Watlala

The Watlala are a group of Chinookan-speaking Native Americans.[1] They inhabited the meadows of Sams Walker Day Use Site, near Skamania, Washington, and St. Cloud Ranch Day Use Site. An interpretive sign at Sams Walker states that the Watlata lived in earth-sheltered cedar plank homes. Another reports that they used willow branches to construct temporary structures.

Also called the Cascade Indians, they were a Chinookian tribe who lived at the Cascades of the Columbia River and the Willamette River in Oregon. They fished and hunted the animals in the Cascade. In 1805-06 Lewis and Clark estimated that they numbered about 2,800 and in 1870, along with the Wasco, they had an estimated population of about 3,200. As there were also other tribes lived at or near the cascades and the people were very changeable due to the location being a popular fishing spot, it was impossible to identify them with certainty. Several other known bands, which may have been the Watlala or later have been included under them, included the Cathlakaheckit, Cathlathlala, Cathlayackty, Clahclellah, Katlagakya, Yehuh.
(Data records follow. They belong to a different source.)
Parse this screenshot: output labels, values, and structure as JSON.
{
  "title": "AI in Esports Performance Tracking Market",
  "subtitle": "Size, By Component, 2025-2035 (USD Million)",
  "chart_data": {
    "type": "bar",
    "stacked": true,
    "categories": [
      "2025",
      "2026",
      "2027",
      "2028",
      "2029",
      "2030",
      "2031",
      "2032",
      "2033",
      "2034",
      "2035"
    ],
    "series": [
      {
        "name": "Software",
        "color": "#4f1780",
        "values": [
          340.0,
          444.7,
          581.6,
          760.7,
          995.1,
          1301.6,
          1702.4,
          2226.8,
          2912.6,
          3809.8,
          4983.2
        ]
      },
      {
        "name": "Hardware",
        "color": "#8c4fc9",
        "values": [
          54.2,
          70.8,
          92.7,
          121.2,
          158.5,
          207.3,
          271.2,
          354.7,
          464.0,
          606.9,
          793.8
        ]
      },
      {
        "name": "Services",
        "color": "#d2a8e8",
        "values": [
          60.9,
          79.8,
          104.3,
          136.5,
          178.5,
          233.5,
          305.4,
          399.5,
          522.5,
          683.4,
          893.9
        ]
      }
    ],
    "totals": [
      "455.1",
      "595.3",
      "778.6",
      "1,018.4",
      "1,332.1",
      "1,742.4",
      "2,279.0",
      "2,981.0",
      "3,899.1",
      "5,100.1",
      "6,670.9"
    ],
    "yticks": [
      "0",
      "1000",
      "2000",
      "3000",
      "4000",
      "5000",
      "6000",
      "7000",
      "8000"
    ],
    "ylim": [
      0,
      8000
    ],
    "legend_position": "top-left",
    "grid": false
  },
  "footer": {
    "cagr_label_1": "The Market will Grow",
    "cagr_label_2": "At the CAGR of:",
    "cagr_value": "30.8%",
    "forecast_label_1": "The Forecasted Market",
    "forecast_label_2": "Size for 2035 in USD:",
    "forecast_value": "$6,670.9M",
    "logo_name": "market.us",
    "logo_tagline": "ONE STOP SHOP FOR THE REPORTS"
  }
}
In 1829, the Native Americans of the region suffered an epidemic which was called "ague fever," of unknown nature, which killed in a single summer, some four-fifths of the population. Whole villages disappeared and those that were left were consolidated. After the epidemic, the Watlala seemed to have been the only remaining tribe, the remnants of the others having probably united under that name, though they were commonly called Cascade Indians by the whites. In 1854 they were reported to number only 80 people, and in 1855 they joined in the Wasco Treaty under the name of the "Ki-gal-twal-la band of the Wascoes" and the "Dog River band of the Wasco," and were removed to the Warm Springs Reservation in Oregon. Afterwards, they were no longer enumerated separately and of those that didn't join the Wasco, were thought to have joined the Wishram tribe.

  1. Hodge, Frederick Webb (1910). Handbook of American Indians North of Mexico. 2. The Smithsonian Institution, Bureau of American Ethnology. p. 922.